TIPPS ZUR BAUPLANUNG – AUSGABE 7

Erstellt von Simone Wibbe / 24. Oktober 2015 / Blog

Dachausbau

Der Dachausbau bietet eine preiswerte und architektonisch reizvolle Erweiterung der Wohnfläche. Sichtbare Dachkonstruktionen, Pfosten, Streben und Balken und die schrägen Dachflächen geben einer Dachwohnung einen ganz individuellen Charakter. Jedoch sind die baulichen Gegebenheiten und besondere Bauvorschriften zu beachten. ggf. benötigen Sie eine Baugenehmigung. Holen Sie sich frühzeitig Rat bei einem Architekten oder bei der Baubehörde! Für die Genehmigung sin u.a. entscheidend: Abstandsflächenregelung, die im Bebauungsplan festgelegte Geschossflächenzahl (GFZ), der Nachweis von zwei Fluchtwegen (Treppenhaus und Balkon, Terrasse oder Anleitermöglichkeit der Feuerwehr), Stellplatznachweis, Standsicherheitnachweis und Prüfstatik, Wärmeschutznachweis gemäß Energieeinsparverordnung (EnEV). Darüber hinaus dürfen durch den Dachausbau historische Bauwerke nicht beeinträchtigt werden.

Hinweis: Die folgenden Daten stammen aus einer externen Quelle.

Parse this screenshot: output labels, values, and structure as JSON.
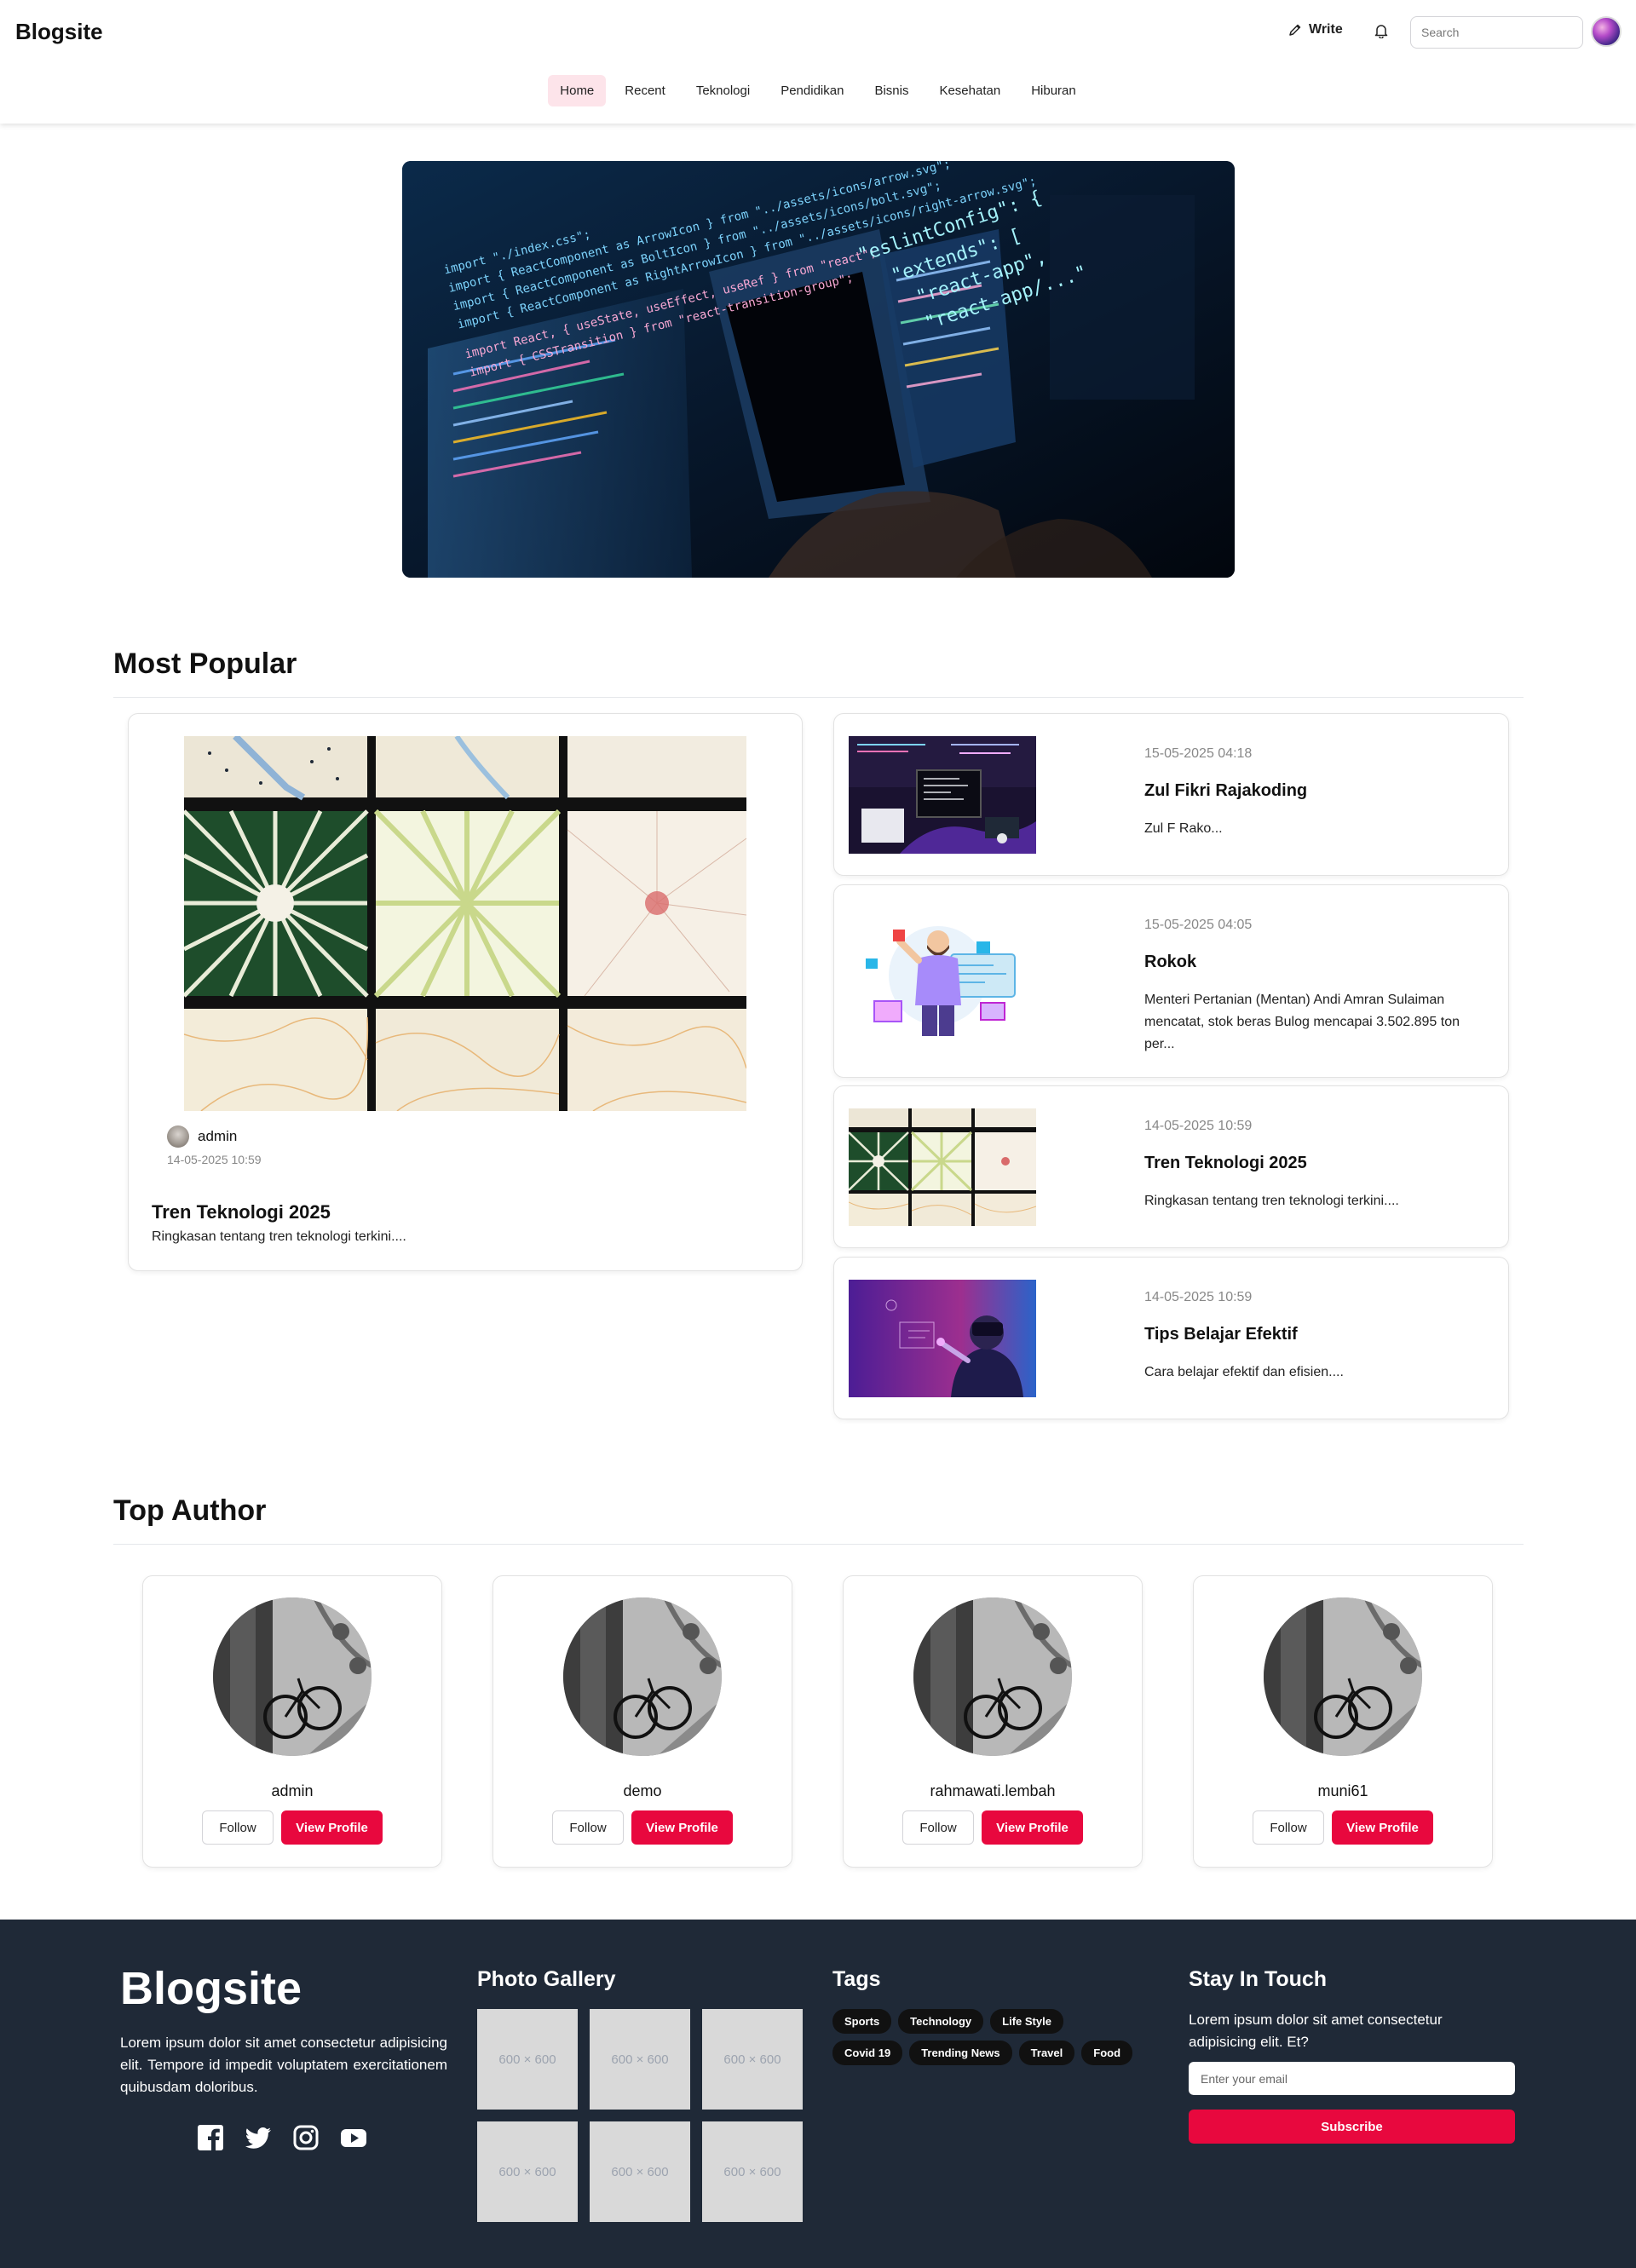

Wichtige Voraussetzungen für einen wirtschaftlichen Dachausbau ist eine Dachneigung von über 30°, eine möglichst große Haustiefe und freie Giebelflächen. Die Raumhöhe über mindestens 2/3 der Grundfläche sollte 2,50 m ggf. bei Einfamilienhäusern 2,30 m betragen. Große Dachböden lassen ggf. sogar den Einbau eines weiteren Geschosses oder eine Galerie zu. Mit einer Dachanhebung kann zusätzlich benötigte Höhe gewonnen werden.

Der Treppenaufgang zum Dachgeschoss muss ggf. neu geschaffen werden. Die lichte Treppenweite muss 80 cm betragen. Das Steigungsverhältnis der Treppen muss den Vorschriften der Landesbauordnung entsprechen. Durch den Treppeneinbau ändert sich ggf. auch der Grundriss des darunter liegenden Geschosses.

Die Dachdeckung muss funktionsfähig sein. Ggf. sind im Rahmen des Dachausbaus Umdeckung oder Neueindeckung sowie die Verbesserung der Wärmedämmung und der Einbau einer Dampfsperre erforderlich. Alle ausgebauten Dächer benötigen besondere Wärmeschutzmaßnahmen (Wärmedämmung unter den Sparren, auf den Sparren oder zwischen den Sparren). Die letzte Geschossdecke, die den Fußboden des Dachgeschosses bildet, muss die neue Nutzlast aufnehmen. Eine evtl. Deckenverstärkung ist kostenintensiv und muss vom Statiker berechnet werden. Wenn bei der statischen Berechnung der Decke jedoch bereits ein Zuschlag für Zwischenwände berücksichtigt wurde, können nicht tragende Trennwände mit dem entsprechenden Gewichtszuschlag an jeder Stelle angeordnet werden. Insbesondere bei Wohnungstrenndecken ist zusätzlich auf ausreichende Trittschalldämmung zu achten. Der erforderliche Trittschallschutz muss nachträglich durch einen schwimmenden Estrich, ggf. als Trockenestrich, erreicht werden. Vorhandene dünne Wände können durch Vorsatzschalen schalltechnisch verbessert werden. Besonders wichtig ist eine großzügige Belichtung durch Dachwohnraumfenster, Dachgauben, Giebelfenster, ggf. auch durch einen Dachbalkon. Achten Sie beim Einbau großflächiger Fensteranlagen auf ausreichenden Sonnenschutz durch innen- und außenliegende Sonnenschutzanlagen oder die Verwendung spezieller Sonnenschutzgläser!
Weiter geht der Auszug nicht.